When we get sick, our bodies launch a defense.
It’s a similar story with trees. But while these plants don’t have an immune system like humans, they do have a chemical response that helps protect from invading organisms. It’s this defense mechanism that Caterina Villari is exploring.
“If you understand what’s happening, it will help you select for resistance,” said Villari, an assistant professor of forest pathology at the Warnell School of Forestry and Natural Resources.
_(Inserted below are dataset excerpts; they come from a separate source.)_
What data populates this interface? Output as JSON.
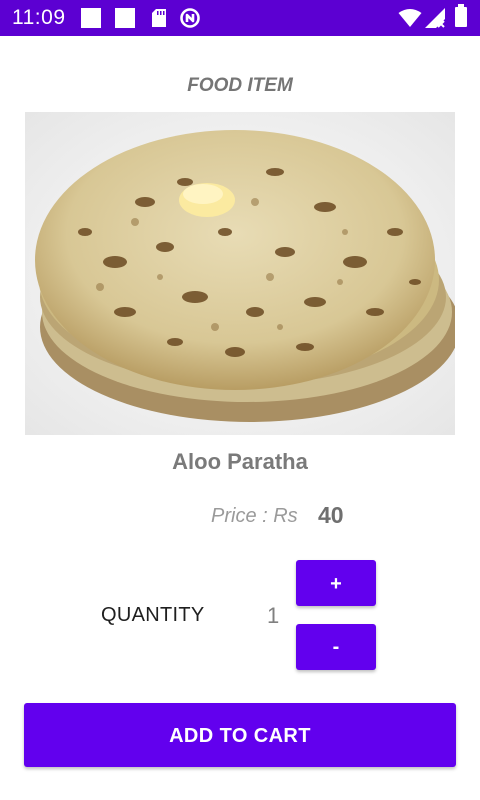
{
  "status_bar": {
    "time": "11:09",
    "icons": [
      "notification-square-icon",
      "notification-square-icon",
      "sd-card-icon",
      "nfc-icon",
      "wifi-icon",
      "cell-signal-icon",
      "battery-icon"
    ],
    "color": "#5c00d2"
  },
  "page": {
    "title": "FOOD ITEM",
    "item_name": "Aloo Paratha",
    "price_label": "Price  : Rs",
    "price_value": "40",
    "quantity_label": "QUANTITY",
    "quantity_value": "1",
    "increment_label": "+",
    "decrement_label": "-",
    "add_to_cart_label": "ADD TO CART"
  },
  "colors": {
    "accent": "#6200ee",
    "title_text": "#757575"
  }
}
By identifying the response that is the most successful at fighting off pathogens or pests, we can select seedlings with these properties—and help grow more pathogen-resistant forests.
“A tree is not a passive organism—it will respond. And a tree has very fine-tuned mechanisms of defense against pathogens,” she added. “The plant is able to perceive that something is attacking it, and then it will react with the production of other sorts of components.”
Villari, who completed her undergraduate and graduate work in schools in Italy, has always focused on pine trees. These trees have a very specific response to pests and pathogens: Resin, containing chemicals such as terpenoids, and phenolics. Her research focuses on tree pathology—diseases in trees caused by microorganisms, such as fungi—along with some crossover expertise into the area of pests. As a doctoral student, she worked alongside entomologists to investigate fungi associated with insects.
After a postdoctorate position at Ohio State University, she made the decision to pursue a faculty career in the United States rather than her home country of Italy. The University of Georgia was her first interview, and perhaps it was kismet that her drive from the Atlanta airport, on her way to her interview, took her past acres of pine stands.
“Throughout my undergrad, senior thesis, master’s and Ph.D. programs, I’ve always worked on pine,” she said. “As I was driving to Athens, all I could see surrounding me was pines. And I thought, ‘This looks like a good spot for me!’ So, that’s the journey that brought me here.”
Her undergraduate and graduate degrees are from the University of Florence, in Italy’s oldest forestry school, and her major professor was the school’s forest pathologist. Today, she’s the forest pathologist for the oldest forestry school in the Southeast.
These days, her research involves using new technologies to better inform plant selection. Unlike crop research, which can yield results in as short as one growing season, research on trees can take decades. But what if there was a way to identify traits within a seedling that could help ward off diseases decades down the road?
To answer this question, Villari is researching the use of near-infrared spectroscopy to create a “fingerprint” of chemical compounds in particular seedlings. Using data collected from partner institutions as well as her own field work, she and her students are investigating whether this technology can be used to identify pines with greater resistance to fusiform rust, a fungus affecting Southern forests.
“It’s a hand-held scanner that will read the chemical signature of the plant—it looks like a portable flashlight—and you can scan the tree and very rapidly have a fingerprint of the chemical composition of the plant,” she said. “That fingerprint will give you a profile and with that, you can build a predictive model with machine-learning algorithms.”
The goal, she said, is to be able to scan a seedling and predict whether that tree could be more resistant to disease. The project, which is sponsored by the USDA FS, Forest Health and Protection and by the Southern Pine Health Research Cooperative, includes other UGA faculty members as well as experts from partner institutions and the forest industry.
“It’s a technology that has been here for a long time, but its use in forest health is relatively new,” she said. “I think we’re going to see something, but there’s no way to know until you test it. And to do that, you have to get the data and build the algorithms.”